In Exercise 2 - alpaca_model, I was a little bit confused about having these 2 lines in the same code fragment:
# freeze the base model by making it non trainable
base_model.trainable = False
# set training to False to avoid keeping track of statistics in the batch norm layer
x = base_model(x, training=False)
I believe I understand what they both are doing but, can someone point me to where I can find some better documentation in reference to the ‘trainable model’ vs ‘training mode’?
I get that the first line freezes all the base_model parameters so they won’t get updated during training. The second line makes a prediction in inference mode, which makes layers like Dropout or BatchNormalization behave differently (i.e., use moving average instead of the average of the current batch, and not dropping any unit).

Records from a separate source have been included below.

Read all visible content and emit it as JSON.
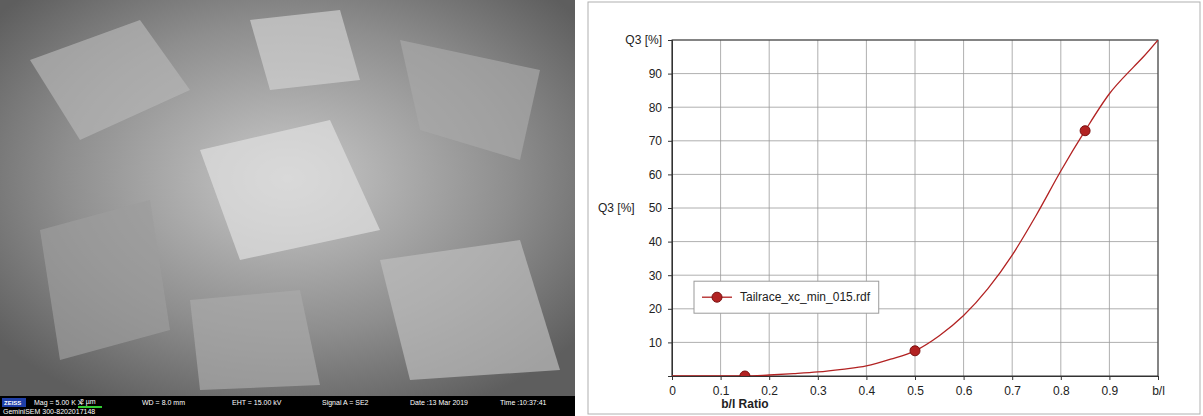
{
  "chart_data": {
    "type": "line",
    "x_label": "b/l Ratio",
    "y_label": "Q3 [%]",
    "xlim": [
      0,
      1
    ],
    "ylim": [
      0,
      100
    ],
    "xticks": [
      0,
      0.1,
      0.2,
      0.3,
      0.4,
      0.5,
      0.6,
      0.7,
      0.8,
      0.9,
      {
        "value": 1,
        "label": "b/l"
      }
    ],
    "yticks": [
      10,
      20,
      30,
      40,
      50,
      60,
      70,
      80,
      90,
      {
        "value": 100,
        "label": "Q3 [%]"
      }
    ],
    "grid": true,
    "legend": "left",
    "series": [
      {
        "name": "Tailrace_xc_min_015.rdf",
        "color": "#b22222",
        "marker": "circle",
        "x": [
          0,
          0.15,
          0.2,
          0.25,
          0.3,
          0.35,
          0.4,
          0.45,
          0.5,
          0.55,
          0.6,
          0.65,
          0.7,
          0.75,
          0.8,
          0.85,
          0.9,
          0.95,
          0.97,
          1
        ],
        "values": [
          0,
          0,
          0.3,
          0.7,
          1.2,
          2,
          3,
          5,
          7.5,
          12,
          18,
          26,
          36,
          48,
          61,
          73,
          84,
          92,
          95,
          100
        ],
        "marker_points": {
          "x": [
            0.15,
            0.5,
            0.85
          ],
          "values": [
            0,
            7.5,
            73
          ]
        }
      }
    ]
  },
  "sem_image": {
    "logo": "ZEISS",
    "magnification": "Mag =  5.00 K X",
    "scale_bar": "2 µm",
    "working_distance": "WD =  8.0 mm",
    "eht": "EHT = 15.00 kV",
    "signal": "Signal A = SE2",
    "date": "Date :13 Mar 2019",
    "time": "Time :10:37:41",
    "instrument": "GeminiSEM 300-8202017148"
  }
}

But I find it a bit confusing, I thought just by having the first line one wouldn’t need the second one. In which scenarios might someone want to do something like this? For instance, setting the base_model to not trainable but still perform dropout in one of its layers doesn’t seem like a good approach to me (maybe it helps regularize the layers added on top?).
Thanks in advance
I totally agree that the documentation on all this is a bit confusing. I don’t claim to fully understand all this either, but hopefully this will help and not make things worse ( ):
Note that the parameters of the model are a separate thing from Batch Normalization. If you read the TF docs for BatchNormalization, it says that when you run “fit()” it behaves differently than when you run inference, but in either case it also pays attention to the setting of the (BatchNorm specific) parameter
training. So I think the point here is that we actually are running “fit()” on the entire
alpaca_model, but we’ve set the
base_model section to be not trainable. So we are in “fit()” mode, but the only parameters that will be learned are in the new layers that we added to specialize the network for alpaca recognition. In the case of BatchNorm, it has its own separate set of values that it either uses from what it previously learned in training (the mean and variance of the inputs) or it computes those values on the fly even in “inference” mode if you set
training = True.
I guess in order to really understand all this, one approach would be to look at the TF source code and see if the BN logic is smart enough to look at the
trainable attribute on a per layer basis, but it sounds like they are saying here that it’s not that clever. Somehow it only has two “flags” that control its behavior: the overall setting of “fit()” versus not and the “per layer” BatchNorm parameter
training. At least that’s my interpretation. Which is probably worth what you paid for it. But I don’t have the time or energy to actually try looking at the TF code to understand this in more detail. If anyone else is motivated to do that, please share whatever you learn!